West’s “Power” has a bit of a history, and it wasn’t long after it debuted that it became the center of a new meme. In 2011, the use of “Power” in trailers was appropriately referred to as “No One Trailer Should Have All This Power.” It started as a result of two games, Saints Row: The Third and Forza Motorsport 4, using the song in their trailers during E3 2011. Giant Bomb writer Jeff Gerstmann tweeted out the phrase, and just like that, the meme began.

Clips for shows like Doctor Who and other games like Dota 2 used the hype-inducing anthem to join in on the joke. Unfortunately, the audio for each video was taken down by Universal, who blocked the videos based on copyright grounds. Despite the meme losing most of its steam by April 2012, the track retained its popularity.
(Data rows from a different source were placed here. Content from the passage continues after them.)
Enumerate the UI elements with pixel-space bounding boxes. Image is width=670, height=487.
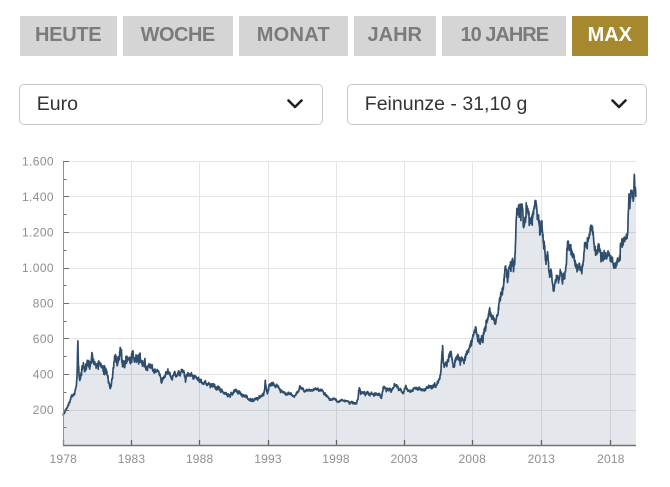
svg-text:400: 400: [33, 368, 54, 382]
svg-text:800: 800: [33, 297, 54, 311]
svg-text:2003: 2003: [390, 452, 418, 466]
svg-text:1993: 1993: [254, 452, 282, 466]
svg-text:1.600: 1.600: [22, 155, 54, 169]
svg-text:1.000: 1.000: [22, 261, 54, 275]
svg-text:1.200: 1.200: [22, 226, 54, 240]
svg-text:1983: 1983: [118, 452, 146, 466]
svg-text:1.400: 1.400: [22, 190, 54, 204]
svg-text:1998: 1998: [322, 452, 350, 466]
svg-text:2013: 2013: [528, 452, 556, 466]
svg-text:200: 200: [33, 403, 54, 417]
svg-text:600: 600: [33, 332, 54, 346]
svg-text:1988: 1988: [186, 452, 214, 466]
svg-text:2008: 2008: [459, 452, 487, 466]
svg-text:1978: 1978: [50, 452, 78, 466]
svg-text:2018: 2018: [597, 452, 625, 466]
In 2011, the song was used in TV spots for Limitless. Schools and organizations like Texas A&M University, Creighton University and American Airlines relied on “Power” for commercials and pre-game reels. Between 2011 and 2017, multiple shows including Ripper Street, Broken City and The Daily Show returned to “Power” in their trailers and commercials.

In 2015, Fox played the song in its TV spot for the reboot of Fantastic Four, and today, Legendary Pictures featured it in the studio’s official trailer for the upcoming Power Rangers movie. For seven years, West’s track has been used as a way to hype up a scene, and while it was clever at first, it’s begun to feel lazy.

It’s not like there aren’t other West jams that can be swapped in to convey the same tone studios and marketing teams are trying to achieve with “Power.” “Black Skinhead,” another popular song by West off of his 2013 album Yeezus, has also been used quite a few times in trailers and TV spots. The track acted as promotional material for both The Wolf of Wall Street and Neighbors 2: Sorority Rising, while Suicide Squad made the song the focal point of a particular scene. In the first trailer for Fox’s Assassin’s Creed movie, West’s “I Am A God,” also off of Yeezus, can be heard.

Using “Power” as a way to point out that the people in the scene are extraordinary, unusual or, quite frankly, powerful, is boring. Its presence in a trailer earns an eye-roll instead of a nod of approval. It’s the equivalent to hearing the Rolling Stones’ “You Can’t Always Get What You Want” or Johnny Cash’s version of “Hurt” in a trailer; it just comes across as laziness.

Others, like Clint Mansell’s theme from Requiem for a Dream or Gary Jules’ “Mad World,” have all suffered from being the go-to for trailers, but none stick out as much as “Power.” Part of that is because “Power” can be used in a number of situations. Whether it’s political, economical, cultural or motivating, the combination of the vocal arrangements in “Power” and West’s aggressive lyrics cultivate a certain tone that inspires a sense of greatness.

“Power” is a great song, and anyone who knows me knows I appreciate the music of Kanye West more than most things. My Beautiful Dark Twisted Fantasy remains one of the best albums of all time, but it’s time to move on. Studios have overused “Power” to the point where it’s difficult to listen to the track without thinking of it as anything less than promotional material.

To paraphrase West himself, please: No more trailers should have any sign of “Power.”